The restructuring includes a new incremental debt funding of $100 million as part of a new first-lien, first-out term loan. Additionally, the maturity of the asset-based lending (ABL) facility was extended to October 2029 from December 2025, with no other significant changes in terms. As of the end of March 2025, the facility had an outstanding balance of $30 million.
S&P Global Ratings lowered the issuer credit rating on Wellness Pet to ’SD’ (selective default) from ’ CCC (WA:CCCP)’ due to the term loan restructurings. The rating agency also lowered the issue-level rating on the company’s first-lien term loan to ’D’ from ’CCC’ and the rating on its second-lien term loan to ’D’ from ’CC’.
On May 30, 2025, Wellness Pet announced its debt restructuring plan which involved raising $100 million of new money as part of the new first-lien, first-out debt. The first-lien lenders agreed to exchange their existing debt at 80 cents on the dollar for a mix of first- and second-out debt. Financial sponsor, Clearlake, received third-out debt at par in exchange for a portion of its existing second lien loans. Other second-lien lenders received a mix of cash and second-out debt at 70 cents on the dollar.

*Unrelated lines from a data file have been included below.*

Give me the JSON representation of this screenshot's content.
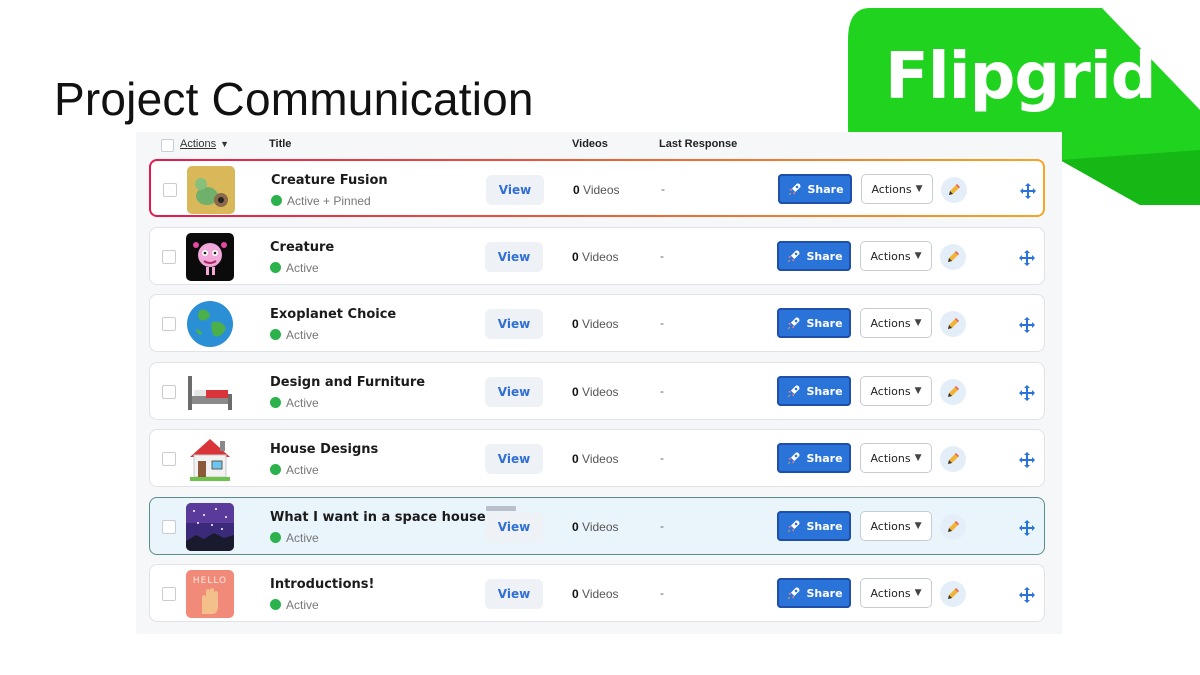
{
  "slide": {
    "title": "Project Communication"
  },
  "logo": {
    "text": "Flipgrid",
    "color": "#1fd31f"
  },
  "table": {
    "headers": {
      "actions": "Actions",
      "title": "Title",
      "videos": "Videos",
      "last_response": "Last Response"
    },
    "rows": [
      {
        "title": "Creature Fusion",
        "status": "Active + Pinned",
        "view": "View",
        "video_count": "0",
        "video_label": "Videos",
        "last_response": "-",
        "share": "Share",
        "actions": "Actions",
        "thumb": "creature-fusion-image"
      },
      {
        "title": "Creature",
        "status": "Active",
        "view": "View",
        "video_count": "0",
        "video_label": "Videos",
        "last_response": "-",
        "share": "Share",
        "actions": "Actions",
        "thumb": "creature-image"
      },
      {
        "title": "Exoplanet Choice",
        "status": "Active",
        "view": "View",
        "video_count": "0",
        "video_label": "Videos",
        "last_response": "-",
        "share": "Share",
        "actions": "Actions",
        "thumb": "earth-globe-image"
      },
      {
        "title": "Design and Furniture",
        "status": "Active",
        "view": "View",
        "video_count": "0",
        "video_label": "Videos",
        "last_response": "-",
        "share": "Share",
        "actions": "Actions",
        "thumb": "bed-image"
      },
      {
        "title": "House Designs",
        "status": "Active",
        "view": "View",
        "video_count": "0",
        "video_label": "Videos",
        "last_response": "-",
        "share": "Share",
        "actions": "Actions",
        "thumb": "house-image"
      },
      {
        "title": "What I want in a space house",
        "status": "Active",
        "view": "View",
        "video_count": "0",
        "video_label": "Videos",
        "last_response": "-",
        "share": "Share",
        "actions": "Actions",
        "thumb": "night-sky-image"
      },
      {
        "title": "Introductions!",
        "status": "Active",
        "view": "View",
        "video_count": "0",
        "video_label": "Videos",
        "last_response": "-",
        "share": "Share",
        "actions": "Actions",
        "thumb": "hello-wave-image",
        "thumb_text": "HELLO"
      }
    ]
  },
  "colors": {
    "share": "#2a73d9",
    "active_dot": "#2bb24c",
    "view_text": "#2f6fd6",
    "pinned_border_start": "#e6184e",
    "pinned_border_end": "#f5a623"
  }
}
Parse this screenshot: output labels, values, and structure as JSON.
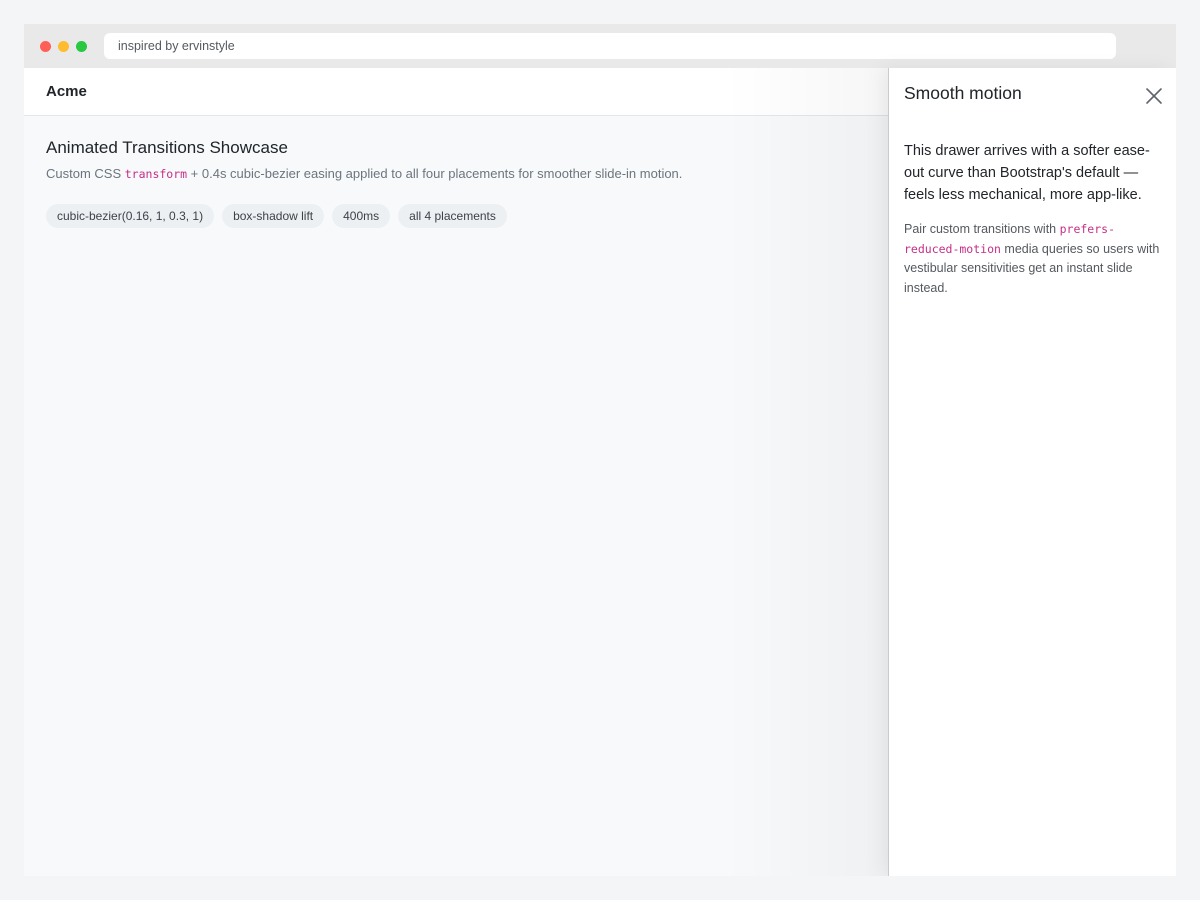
{
  "browser": {
    "url": "inspired by ervinstyle",
    "colors": {
      "close": "#ff5f57",
      "minimize": "#febc2e",
      "zoom": "#28c840"
    }
  },
  "navbar": {
    "brand": "Acme"
  },
  "main": {
    "title": "Animated Transitions Showcase",
    "desc_before": "Custom CSS ",
    "desc_code": "transform",
    "desc_after": " + 0.4s cubic-bezier easing applied to all four placements for smoother slide-in motion.",
    "chips": [
      "cubic-bezier(0.16, 1, 0.3, 1)",
      "box-shadow lift",
      "400ms",
      "all 4 placements"
    ]
  },
  "drawer": {
    "title": "Smooth motion",
    "close_icon": "close-icon",
    "lead": "This drawer arrives with a softer ease-out curve than Bootstrap's default — feels less mechanical, more app-like.",
    "note_before": "Pair custom transitions with ",
    "note_code": "prefers-reduced-motion",
    "note_after": " media queries so users with vestibular sensitivities get an instant slide instead."
  },
  "colors": {
    "code": "#c62f86",
    "page_bg": "#f7f9fb",
    "chip_bg": "#edf0f3"
  }
}
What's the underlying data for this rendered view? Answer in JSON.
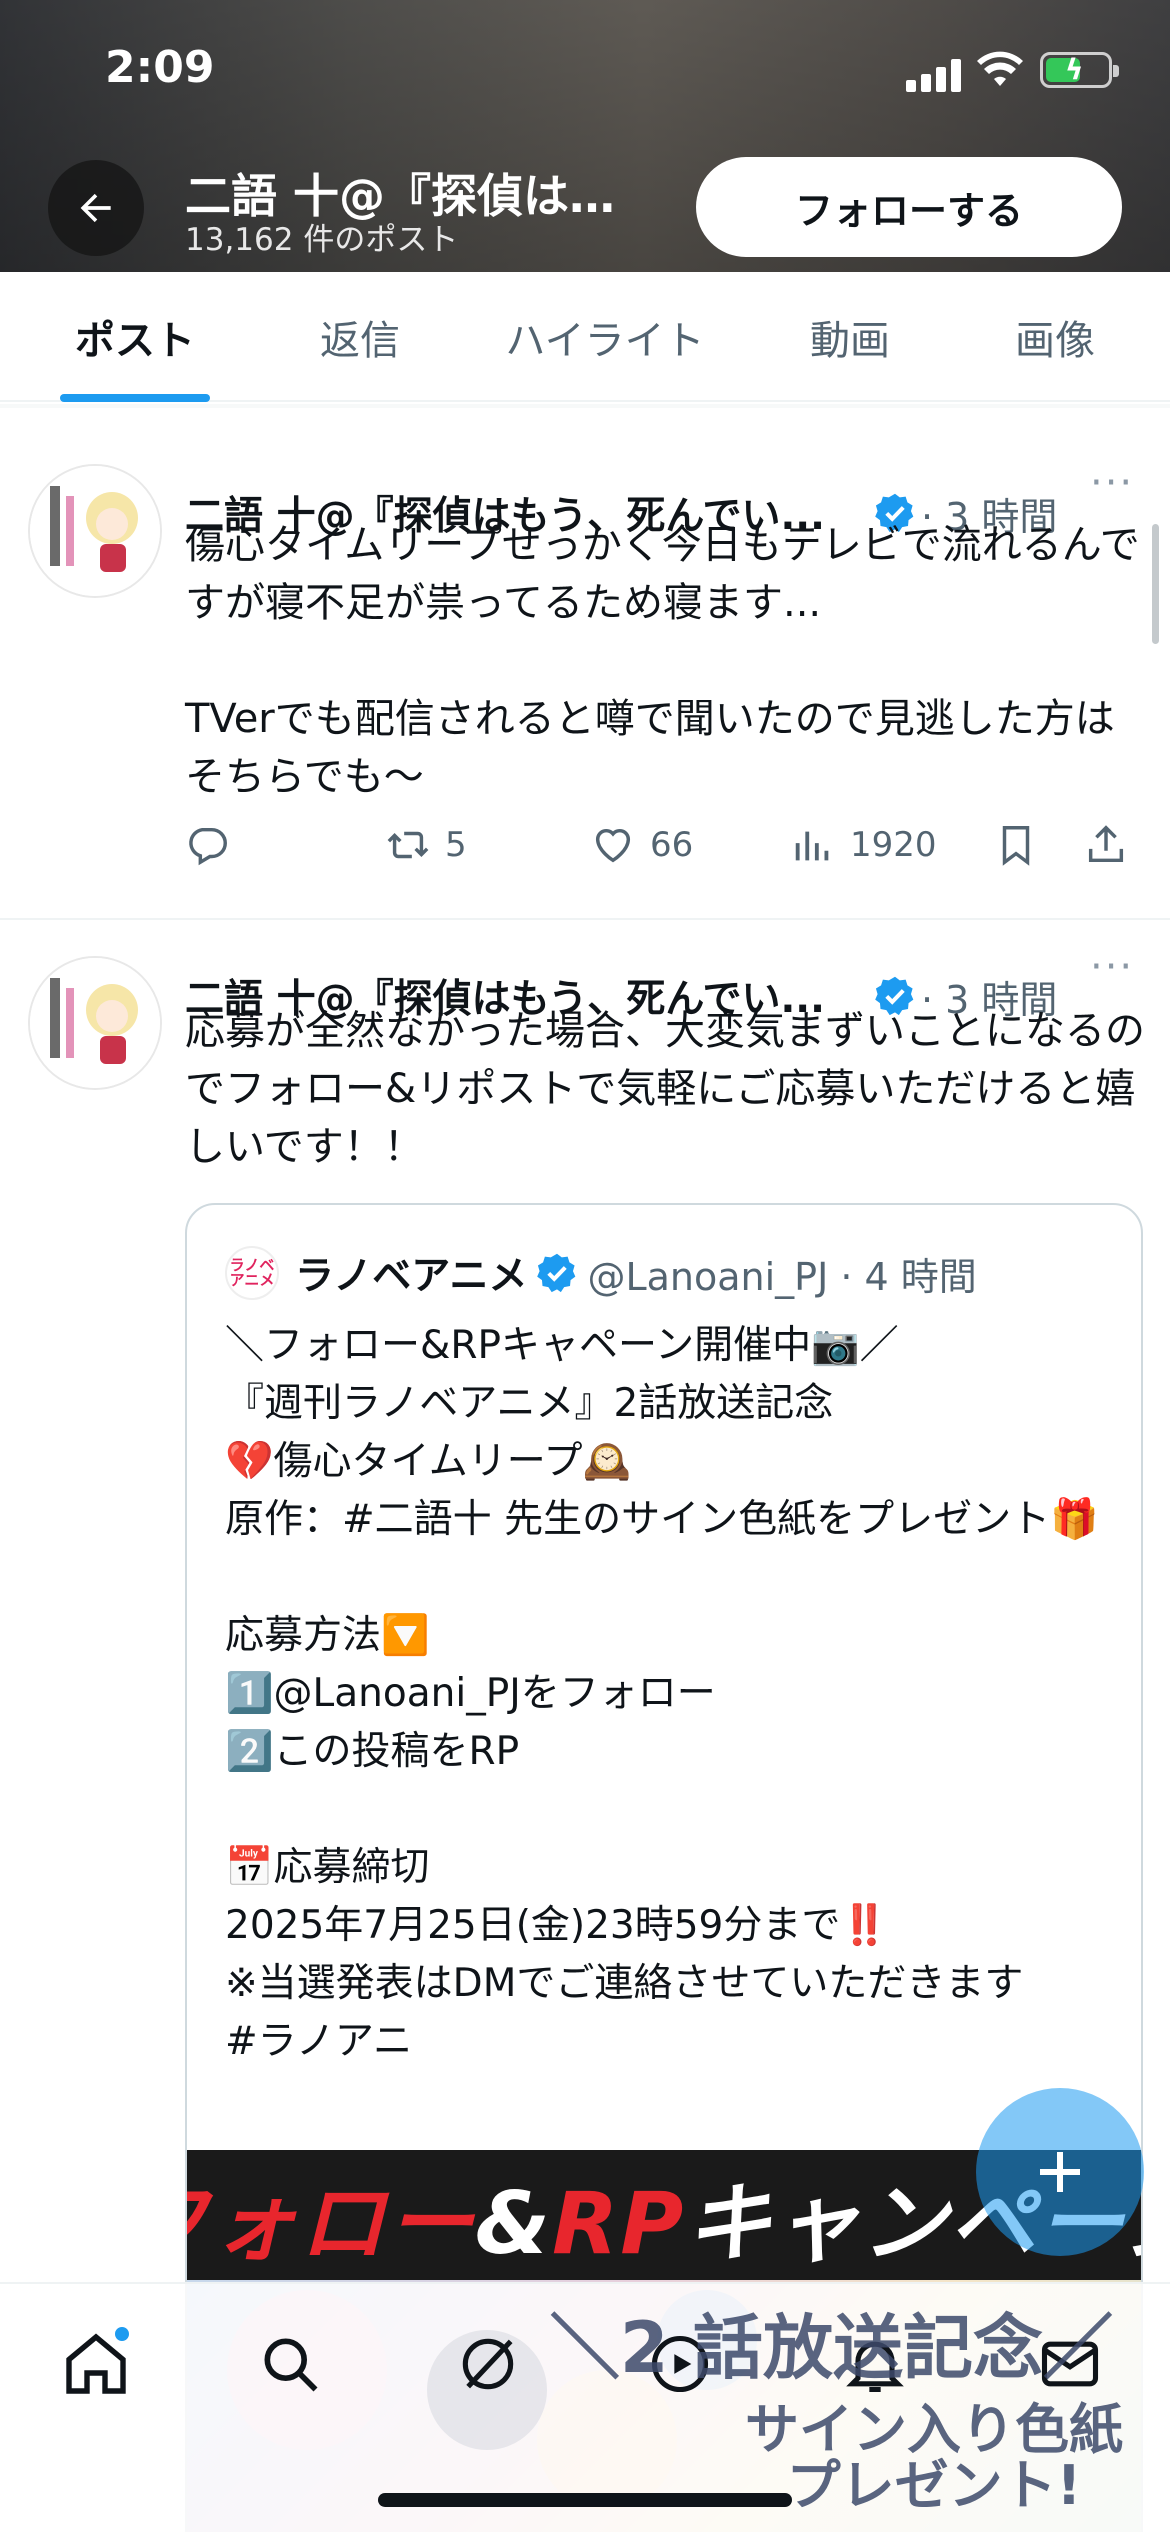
{
  "status_bar": {
    "time": "2:09"
  },
  "header": {
    "profile_name": "二語 十@『探偵は…",
    "post_count": "13,162 件のポスト",
    "follow_label": "フォローする"
  },
  "tabs": [
    {
      "label": "ポスト",
      "active": true
    },
    {
      "label": "返信"
    },
    {
      "label": "ハイライト"
    },
    {
      "label": "動画"
    },
    {
      "label": "画像"
    }
  ],
  "posts": [
    {
      "author": "二語 十@『探偵はもう、死んでい...",
      "time": "· 3 時間",
      "text": "傷心タイムリープせっかく今日もテレビで流れるんですが寝不足が祟ってるため寝ます...\n\nTVerでも配信されると噂で聞いたので見逃した方はそちらでも〜",
      "reposts": "5",
      "likes": "66",
      "views": "1920",
      "more": "···"
    },
    {
      "author": "二語 十@『探偵はもう、死んでい...",
      "time": "· 3 時間",
      "text": "応募が全然なかった場合、大変気まずいことになるのでフォロー&リポストで気軽にご応募いただけると嬉しいです！！",
      "more": "···",
      "quote": {
        "avatar_text": "ラノベ\nアニメ",
        "name": "ラノベアニメ",
        "handle": "@Lanoani_PJ · 4 時間",
        "text": "＼フォロー&RPキャペーン開催中📷／\n『週刊ラノベアニメ』2話放送記念\n💔傷心タイムリープ🕰️\n原作：#二語十 先生のサイン色紙をプレゼント🎁\n\n応募方法🔽\n1️⃣@Lanoani_PJをフォロー\n2️⃣この投稿をRP\n\n📅応募締切\n2025年7月25日(金)23時59分まで‼️\n※当選発表はDMでご連絡させていただきます\n#ラノアニ",
        "banner": {
          "part1": "フォロー",
          "part2": "&",
          "part3": "RP",
          "part4": "キャンペーン"
        },
        "art_caption1": "＼2 話放送記念／",
        "art_caption2": "サイン入り色紙\nプレゼント!"
      }
    }
  ],
  "colors": {
    "accent": "#1d9bf0",
    "text": "#0f1419",
    "muted": "#536471",
    "border": "#eff3f4"
  },
  "icons": [
    "back-arrow-icon",
    "verified-badge-icon",
    "reply-icon",
    "repost-icon",
    "like-icon",
    "views-icon",
    "bookmark-icon",
    "share-icon",
    "compose-plus-icon",
    "home-icon",
    "search-icon",
    "grok-icon",
    "video-icon",
    "notifications-icon",
    "messages-icon"
  ]
}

The new capital structure involves three tranches, the final sizes of which will be determined by the existing lenders’ decision to participate. The first-lien, first-out tranche will comprise $100 million of new capital provided by participating lenders. Second-lien lenders have the option to refinance their existing debt at 70 cents on the dollar with a mix of cash and new first-lien, second-out debt. The third-out tranches will include the rolled-up amounts from the existing second-lien term loan held by Clearlake and will be refinanced at par.
The restructuring extends the maturities on the senior secured facilities, with all three tranches of the new term loan maturing in December 2029. Wellness Pet plans to use the proceeds from the new financing, along with $40 million cash held at Bark Holdco LLC, and a $10 million cash balance, to repay the cash portion of the existing second-lien term loan exchange, make accrued interest payments, and add cash to the balance sheet.
S&P Global Ratings plans to reevaluate its ratings on Wellness Pet upon completion of the transaction to reflect its new capital structure and liquidity position. The agency will focus on the long-term viability of Wellness Pet’s capital structure, its recent performance, and its creditworthiness, including its high leverage, high interest burden, and pressured cash flow.